Пока Юра думал, что бы такое ответить, чтобы отказаться от совместного чаепития, добрая тетя Таня уже прошла на кухню, по пути мельком взглянув в открытую дверь гостиной и озадаченно хмыкнув:
– Странно, странно. Леонид Максимович меня даже не предупредил ни о какой… Как ее зовут, я не поняла?
– Марсель.
– Чудное имя для женщины. Ты не находишь, Юрочка?
– Она не женщина, она девушка.
– Но почему твой папа меня не предупредил?
– Он забыл, наверное. Когда много работы, он часто обо всем забывает. Я уж привык. И вы на него тоже не обижайтесь, пожалуйста.

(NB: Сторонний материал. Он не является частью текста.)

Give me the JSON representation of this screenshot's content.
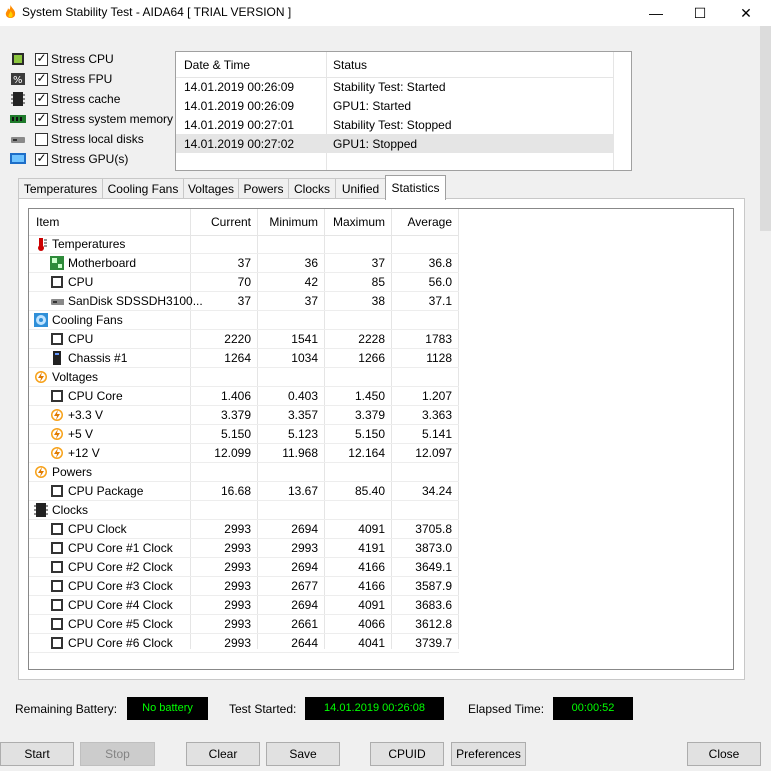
{
  "window": {
    "title": "System Stability Test - AIDA64  [ TRIAL VERSION ]",
    "controls": {
      "minimize": "—",
      "maximize": "☐",
      "close": "✕"
    }
  },
  "stress_options": [
    {
      "label": "Stress CPU",
      "checked": true,
      "icon": "cpu-icon"
    },
    {
      "label": "Stress FPU",
      "checked": true,
      "icon": "fpu-icon"
    },
    {
      "label": "Stress cache",
      "checked": true,
      "icon": "cache-icon"
    },
    {
      "label": "Stress system memory",
      "checked": true,
      "icon": "memory-icon"
    },
    {
      "label": "Stress local disks",
      "checked": false,
      "icon": "disk-icon"
    },
    {
      "label": "Stress GPU(s)",
      "checked": true,
      "icon": "gpu-icon"
    }
  ],
  "log": {
    "headers": {
      "datetime": "Date & Time",
      "status": "Status"
    },
    "rows": [
      {
        "datetime": "14.01.2019 00:26:09",
        "status": "Stability Test: Started"
      },
      {
        "datetime": "14.01.2019 00:26:09",
        "status": "GPU1: Started"
      },
      {
        "datetime": "14.01.2019 00:27:01",
        "status": "Stability Test: Stopped"
      },
      {
        "datetime": "14.01.2019 00:27:02",
        "status": "GPU1: Stopped"
      }
    ]
  },
  "tabs": [
    "Temperatures",
    "Cooling Fans",
    "Voltages",
    "Powers",
    "Clocks",
    "Unified",
    "Statistics"
  ],
  "active_tab": "Statistics",
  "stats": {
    "headers": {
      "item": "Item",
      "current": "Current",
      "minimum": "Minimum",
      "maximum": "Maximum",
      "average": "Average"
    },
    "rows": [
      {
        "type": "group",
        "item": "Temperatures",
        "icon": "thermometer-icon"
      },
      {
        "type": "item",
        "item": "Motherboard",
        "icon": "motherboard-icon",
        "current": "37",
        "minimum": "36",
        "maximum": "37",
        "average": "36.8"
      },
      {
        "type": "item",
        "item": "CPU",
        "icon": "chip-icon",
        "current": "70",
        "minimum": "42",
        "maximum": "85",
        "average": "56.0"
      },
      {
        "type": "item",
        "item": "SanDisk SDSSDH3100...",
        "icon": "disk-icon",
        "current": "37",
        "minimum": "37",
        "maximum": "38",
        "average": "37.1"
      },
      {
        "type": "group",
        "item": "Cooling Fans",
        "icon": "fan-icon"
      },
      {
        "type": "item",
        "item": "CPU",
        "icon": "chip-icon",
        "current": "2220",
        "minimum": "1541",
        "maximum": "2228",
        "average": "1783"
      },
      {
        "type": "item",
        "item": "Chassis #1",
        "icon": "chassis-icon",
        "current": "1264",
        "minimum": "1034",
        "maximum": "1266",
        "average": "1128"
      },
      {
        "type": "group",
        "item": "Voltages",
        "icon": "voltage-icon"
      },
      {
        "type": "item",
        "item": "CPU Core",
        "icon": "chip-icon",
        "current": "1.406",
        "minimum": "0.403",
        "maximum": "1.450",
        "average": "1.207"
      },
      {
        "type": "item",
        "item": "+3.3 V",
        "icon": "voltage-icon",
        "current": "3.379",
        "minimum": "3.357",
        "maximum": "3.379",
        "average": "3.363"
      },
      {
        "type": "item",
        "item": "+5 V",
        "icon": "voltage-icon",
        "current": "5.150",
        "minimum": "5.123",
        "maximum": "5.150",
        "average": "5.141"
      },
      {
        "type": "item",
        "item": "+12 V",
        "icon": "voltage-icon",
        "current": "12.099",
        "minimum": "11.968",
        "maximum": "12.164",
        "average": "12.097"
      },
      {
        "type": "group",
        "item": "Powers",
        "icon": "voltage-icon"
      },
      {
        "type": "item",
        "item": "CPU Package",
        "icon": "chip-icon",
        "current": "16.68",
        "minimum": "13.67",
        "maximum": "85.40",
        "average": "34.24"
      },
      {
        "type": "group",
        "item": "Clocks",
        "icon": "clock-chip-icon"
      },
      {
        "type": "item",
        "item": "CPU Clock",
        "icon": "chip-icon",
        "current": "2993",
        "minimum": "2694",
        "maximum": "4091",
        "average": "3705.8"
      },
      {
        "type": "item",
        "item": "CPU Core #1 Clock",
        "icon": "chip-icon",
        "current": "2993",
        "minimum": "2993",
        "maximum": "4191",
        "average": "3873.0"
      },
      {
        "type": "item",
        "item": "CPU Core #2 Clock",
        "icon": "chip-icon",
        "current": "2993",
        "minimum": "2694",
        "maximum": "4166",
        "average": "3649.1"
      },
      {
        "type": "item",
        "item": "CPU Core #3 Clock",
        "icon": "chip-icon",
        "current": "2993",
        "minimum": "2677",
        "maximum": "4166",
        "average": "3587.9"
      },
      {
        "type": "item",
        "item": "CPU Core #4 Clock",
        "icon": "chip-icon",
        "current": "2993",
        "minimum": "2694",
        "maximum": "4091",
        "average": "3683.6"
      },
      {
        "type": "item",
        "item": "CPU Core #5 Clock",
        "icon": "chip-icon",
        "current": "2993",
        "minimum": "2661",
        "maximum": "4066",
        "average": "3612.8"
      },
      {
        "type": "item",
        "item": "CPU Core #6 Clock",
        "icon": "chip-icon",
        "current": "2993",
        "minimum": "2644",
        "maximum": "4041",
        "average": "3739.7"
      }
    ]
  },
  "status": {
    "remaining_battery_label": "Remaining Battery:",
    "remaining_battery_value": "No battery",
    "test_started_label": "Test Started:",
    "test_started_value": "14.01.2019 00:26:08",
    "elapsed_label": "Elapsed Time:",
    "elapsed_value": "00:00:52"
  },
  "buttons": {
    "start": "Start",
    "stop": "Stop",
    "clear": "Clear",
    "save": "Save",
    "cpuid": "CPUID",
    "preferences": "Preferences",
    "close": "Close"
  },
  "colors": {
    "lcd_bg": "#000000",
    "lcd_text": "#00ff00",
    "selected_row": "#e5e5e5"
  }
}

– Ну что ты, Юрочка. Разве я могу обижаться на твоего папу. Он у тебя такой хороший человек. Такой замечательный врач. Добрый и отзывчивый, как выяснилось. Ты ешь сырники, Юрочка. Ешь. Очень вкусные, я старалась. Тебе ведь нравится, как я готовлю, правда?
– Да ничего.
– Ешь, ешь. А все-таки, Юрочка… Я так до конца и не уяснила, чего это вдруг Леонид Максимович именно эту девушку в дом впустил?
– Так я ж вам объясняю, теть Тань. Она две ночи не спала, ей обязательно поспать надо. У нее сегодня мама умерла.
– А, теперь понятно. Я вот все время поражаюсь, Юрочка, – какой у тебя папа добрый. Просто не по-человечески добрый. Золото, а не человек. И все время работает, работает на износ. И пожалеть его некому…
– Как это – некому? Вы чего, теть Тань? А я?
– Ну, ты… Ты – это другое дело.
– Спасибо, теть Тань, я наелся. Очень вкусные сырники. Вы извините, мне в школу пора собираться.
– Так я помогу.
– Нет, я сам. Я не маленький.
– Хорошо, Юрочка, я уйду. Какой же ты… Я ведь от души хочу помочь. А ты меня отвергаешь.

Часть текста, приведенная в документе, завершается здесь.